Objective: We aimed to gain insight into the functional consequences of ghrelin overproduction in patients with neuroendocrine tumors and its relations with disease characteristics and evolution.
Design: We retrospectively analyzed three cases of neuroendocrine carcinomas associated with very high levels of circulating ghrelin.

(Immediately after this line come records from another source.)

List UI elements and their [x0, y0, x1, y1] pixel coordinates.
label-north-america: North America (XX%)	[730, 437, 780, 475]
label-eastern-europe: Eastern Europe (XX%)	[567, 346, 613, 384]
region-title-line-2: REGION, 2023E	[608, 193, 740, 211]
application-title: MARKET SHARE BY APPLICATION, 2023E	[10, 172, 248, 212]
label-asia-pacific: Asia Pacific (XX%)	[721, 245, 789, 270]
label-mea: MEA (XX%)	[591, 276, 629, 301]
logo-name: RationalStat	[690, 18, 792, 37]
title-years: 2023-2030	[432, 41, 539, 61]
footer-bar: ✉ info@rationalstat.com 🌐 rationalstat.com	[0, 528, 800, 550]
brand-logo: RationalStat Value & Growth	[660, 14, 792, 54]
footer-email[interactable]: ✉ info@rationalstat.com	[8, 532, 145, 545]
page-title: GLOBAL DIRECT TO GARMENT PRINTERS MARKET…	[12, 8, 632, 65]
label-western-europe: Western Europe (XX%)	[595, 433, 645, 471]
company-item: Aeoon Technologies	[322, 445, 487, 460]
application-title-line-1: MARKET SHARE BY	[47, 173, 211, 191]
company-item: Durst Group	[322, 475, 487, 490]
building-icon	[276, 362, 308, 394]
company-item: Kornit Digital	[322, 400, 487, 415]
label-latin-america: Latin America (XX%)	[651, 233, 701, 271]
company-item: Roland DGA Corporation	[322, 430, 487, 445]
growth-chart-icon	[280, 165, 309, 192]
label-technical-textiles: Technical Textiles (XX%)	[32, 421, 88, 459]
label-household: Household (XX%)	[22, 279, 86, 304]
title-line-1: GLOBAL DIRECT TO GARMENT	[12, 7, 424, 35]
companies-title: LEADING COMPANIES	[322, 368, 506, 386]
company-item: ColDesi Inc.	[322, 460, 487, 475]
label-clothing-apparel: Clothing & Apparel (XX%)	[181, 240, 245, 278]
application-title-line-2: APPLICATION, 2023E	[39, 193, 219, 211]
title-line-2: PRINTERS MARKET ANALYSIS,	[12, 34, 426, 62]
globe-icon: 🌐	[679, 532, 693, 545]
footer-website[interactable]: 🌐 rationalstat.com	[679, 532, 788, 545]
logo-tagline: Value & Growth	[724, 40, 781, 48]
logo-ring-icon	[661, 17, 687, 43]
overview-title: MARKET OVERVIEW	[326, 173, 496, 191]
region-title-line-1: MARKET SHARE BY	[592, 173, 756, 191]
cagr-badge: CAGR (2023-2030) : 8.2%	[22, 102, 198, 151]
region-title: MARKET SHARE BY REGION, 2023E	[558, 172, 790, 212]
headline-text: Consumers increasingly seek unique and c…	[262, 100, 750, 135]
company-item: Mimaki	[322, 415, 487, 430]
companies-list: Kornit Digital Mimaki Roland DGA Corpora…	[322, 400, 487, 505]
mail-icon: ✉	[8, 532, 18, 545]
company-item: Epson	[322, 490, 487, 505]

Methods: Between February and October 2007, serum ghrelin levels were determined in all patients with well-differentiated endocrine carcinoma referred to our center (n=72). Three patients were found to have circulating ghrelin levels >10-fold the upper limit of normal. The clinical, biochemical, and pathological characteristics of these three patients were reviewed. The ratio between circulating acyl and total ghrelin was determined, and tumor tissue expression of ghrelin was assayed by immunohistochemistry.
Results: The three patients had massive hyperghrelinemia (respectively 49 028, 63 711, and 101 996 pg/ml), with <10% of acyl ghrelin. The corresponding primary tumors were located in the pancreas, rectum, and gallbladder; all were metastatic. There was no acromegaly; there was a decrease in appetite; and body mass index was low. Serum GH levels were only slightly increased and serum IGF1 levels were normal. Immunoreactive ghrelin was detected in the tumor tissue in the two cases in which tissue material was available. All three patients died before 12 months after the diagnosis of hyperghrelinemia.
Conclusion: Well-differentiated neuroendocrine carcinomas of various origins may produce markedly high levels of circulating ghrelin, without evidence of clinical or functional consequences.